Monggo puun.. tanceep!!” seru Ihsan semangat. Sesaat kemudian keaduanya telah meluncur meninggalkan Srono menuju pantai Blimbing Sari.
***
Aisyah. Gadis ayu bermata bulat berkulit kuning itu masih terisak di hadapan orang tuanya. Ibunya terlihat sedih. Ayahnya duduk dengan gelisah sambil menikmati rokok linting kesukaannya. Bau khas menyebar ke seluruh ruangan.
“Kamu itu piye to nduk? Wong ditembung ustate kok gak mau...” kata ibunya memecah keheningan. Aisyah tertunduk semakin dalam.
“Tapi sebenarnya aku juga kurang mantep dengan gurumu itu, Nduk,” sahut ayah tiba-tiba. Ibu menoleh mengernyitkan dahi. “Lha jaman sekarang kok cuma bisa ngaji. Gak punya ijazah sarjana. Wah yo kurang sip to.”
“Bapak itu kok kedunyan to? Wong orangnya sholeh gitu. Bisa terasa nyaman kita di sampingnya. Kalau ibu ya cocok saja. Urusan ijazah, sarjana, wong nggak sarjana yo gak bakal kelaparan. Memangnya Gusti Allah paring rejeki ada syarat kudu sarjana?” tukasnya cemberut.
Ayah terdiam menghisap tokoknya dalam-dalam. “Iya.. tapi kan...”
“Halah, wong sampean gak punya ijazah saja juga bisa naik haji kok. Jangan kedunyan!” potong ibu. Ayah tertawa sambil geleng-geleng kepala.

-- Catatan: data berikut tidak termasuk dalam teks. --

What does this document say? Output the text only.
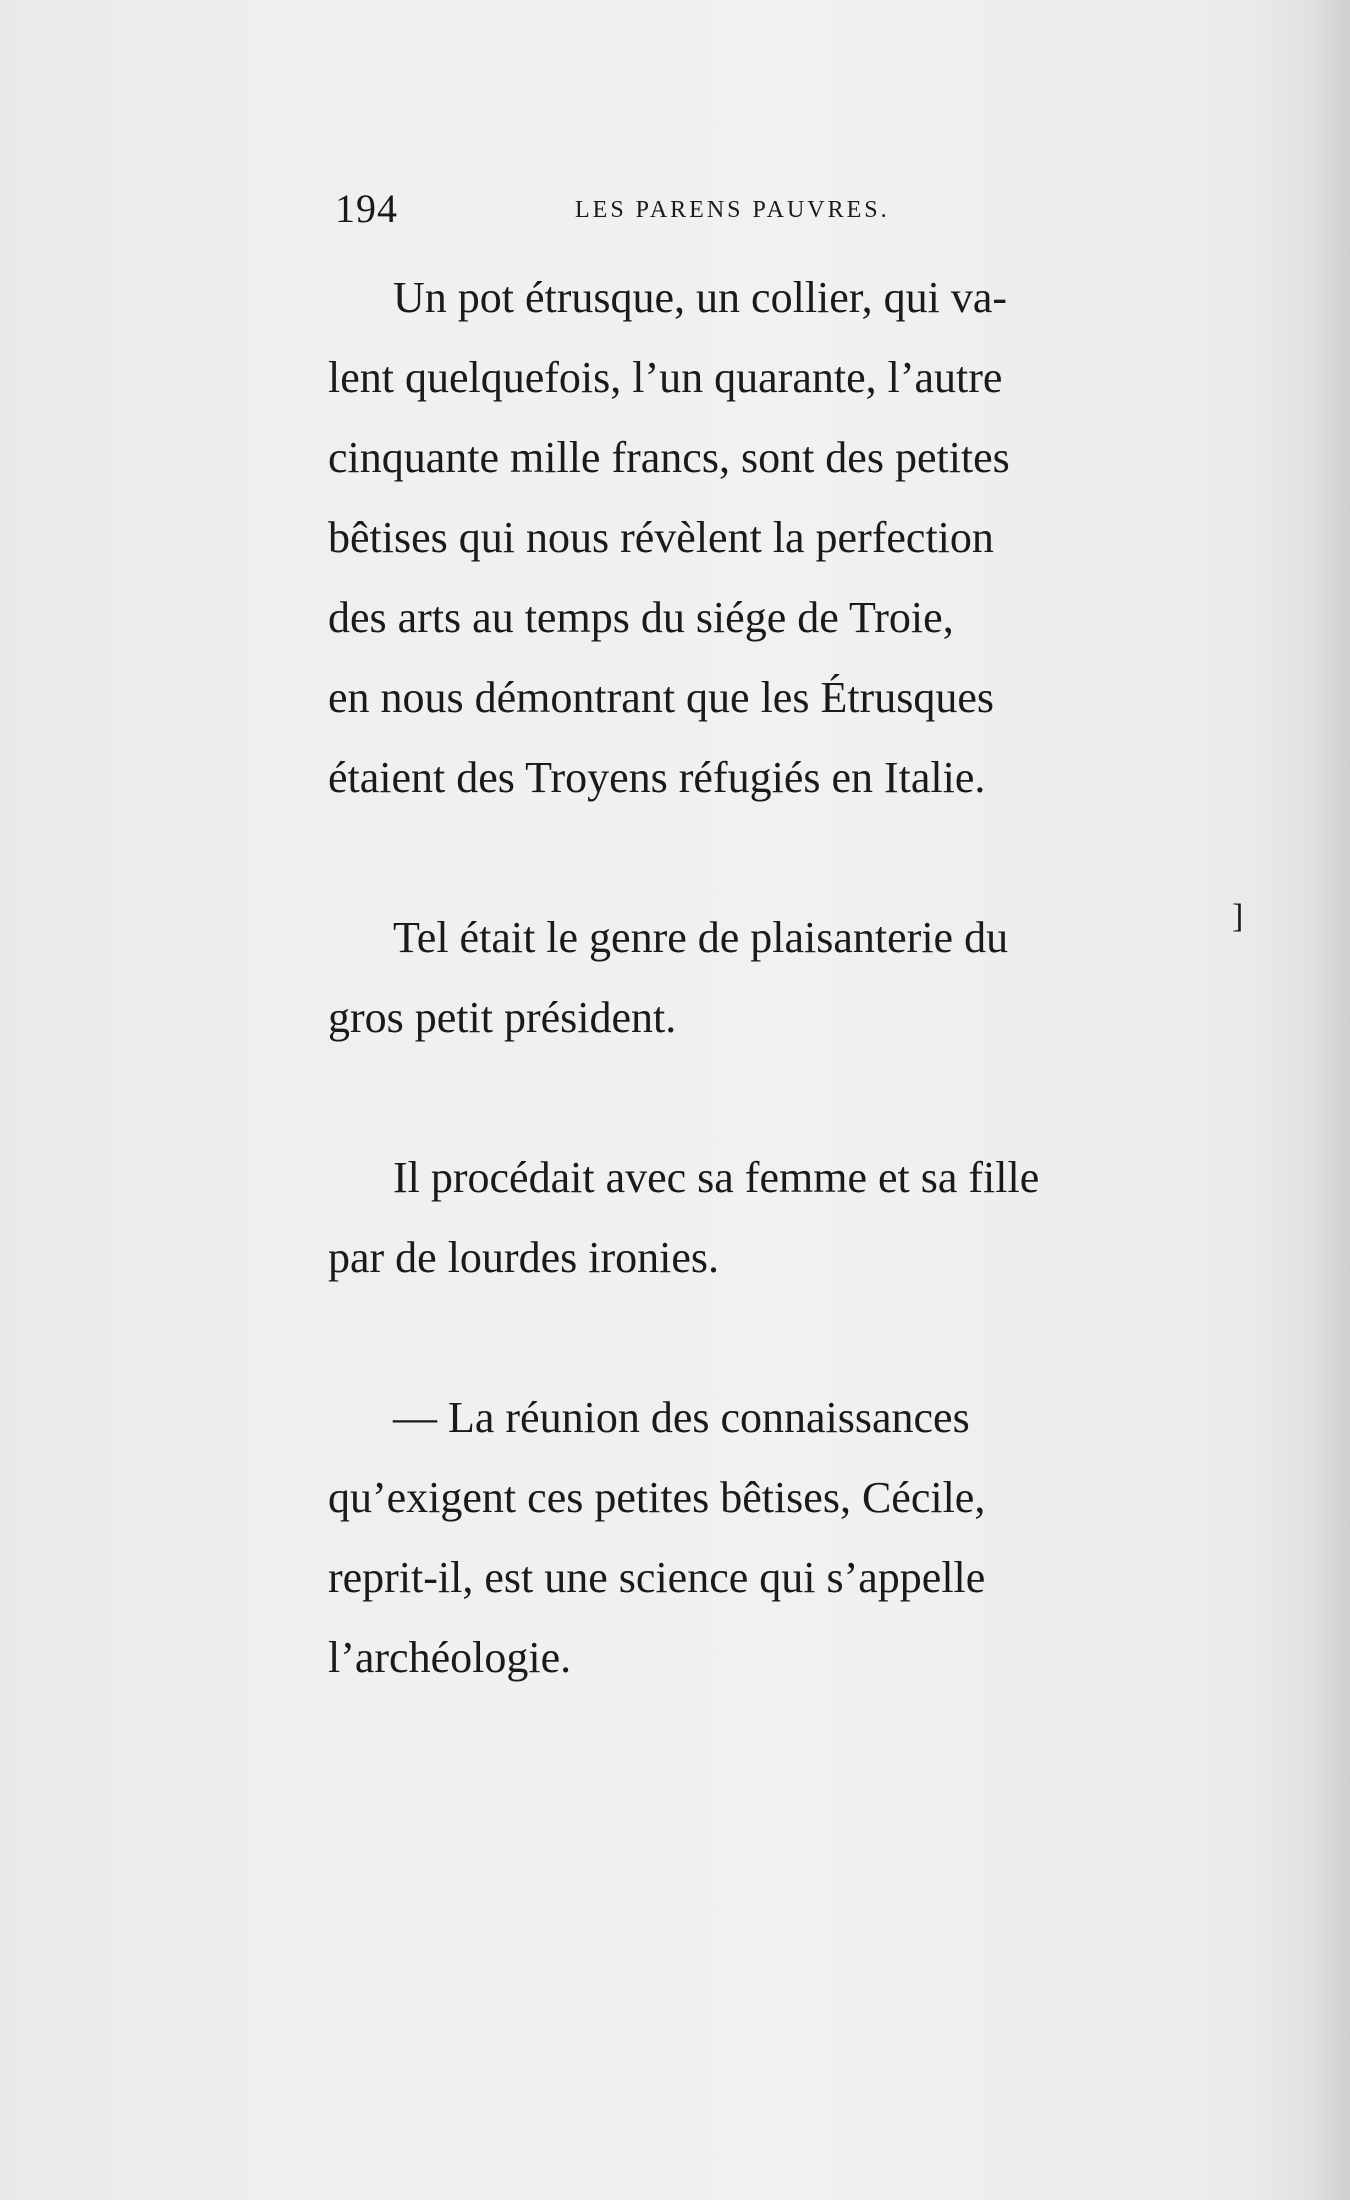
194	LES PARENS PAUVRES.
Un pot étrusque, un collier, qui va-
lent quelquefois, l’un quarante, l’autre
cinquante mille francs, sont des petites
bêtises qui nous révèlent la perfection
des arts au temps du siége de Troie,
en nous démontrant que les Étrusques
étaient des Troyens réfugiés en Italie.
Tel était le genre de plaisanterie du
gros petit président.
Il procédait avec sa femme et sa fille
par de lourdes ironies.
— La réunion des connaissances
qu’exigent ces petites bêtises, Cécile,
reprit-il, est une science qui s’appelle
l’archéologie.
]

“Ya namanya nggak suka lo Pak, Bu. Aisy gak mau terpaksa. Aisy hanya kagum pada Ustadz Umar. Itu tok...”
“Lha kalau cuma kagum kok kemarin liburan mau meladeni sms-an?” protes ayahnya. Aisy tertunduk malu. “Ngono iku gak apek nduk. Mainin hati orang. Aku ini juga wong lanang. Apalagi Ustadz itu sudah berumur dan gak punya pengalaman aneh-aneh sama perempuan. Jadi cepet... opo kui bahasane?
“PD, GR..” sahut ibu mencibir ke-ndesoan bapak. Bapak tertawa. Aisy tersenyum geli. Ia senang kedua orang tuanya tak terlalu memarahinya karena menolak “proposal cinta” Ustadz Umar.
“PHP....Pemberi Harapan Palsu...” sahut Anis, adik Aisyah yang dari tadi hanya diam sambil membaca buku pelajarannya, melihat dan mencibir kakaknya.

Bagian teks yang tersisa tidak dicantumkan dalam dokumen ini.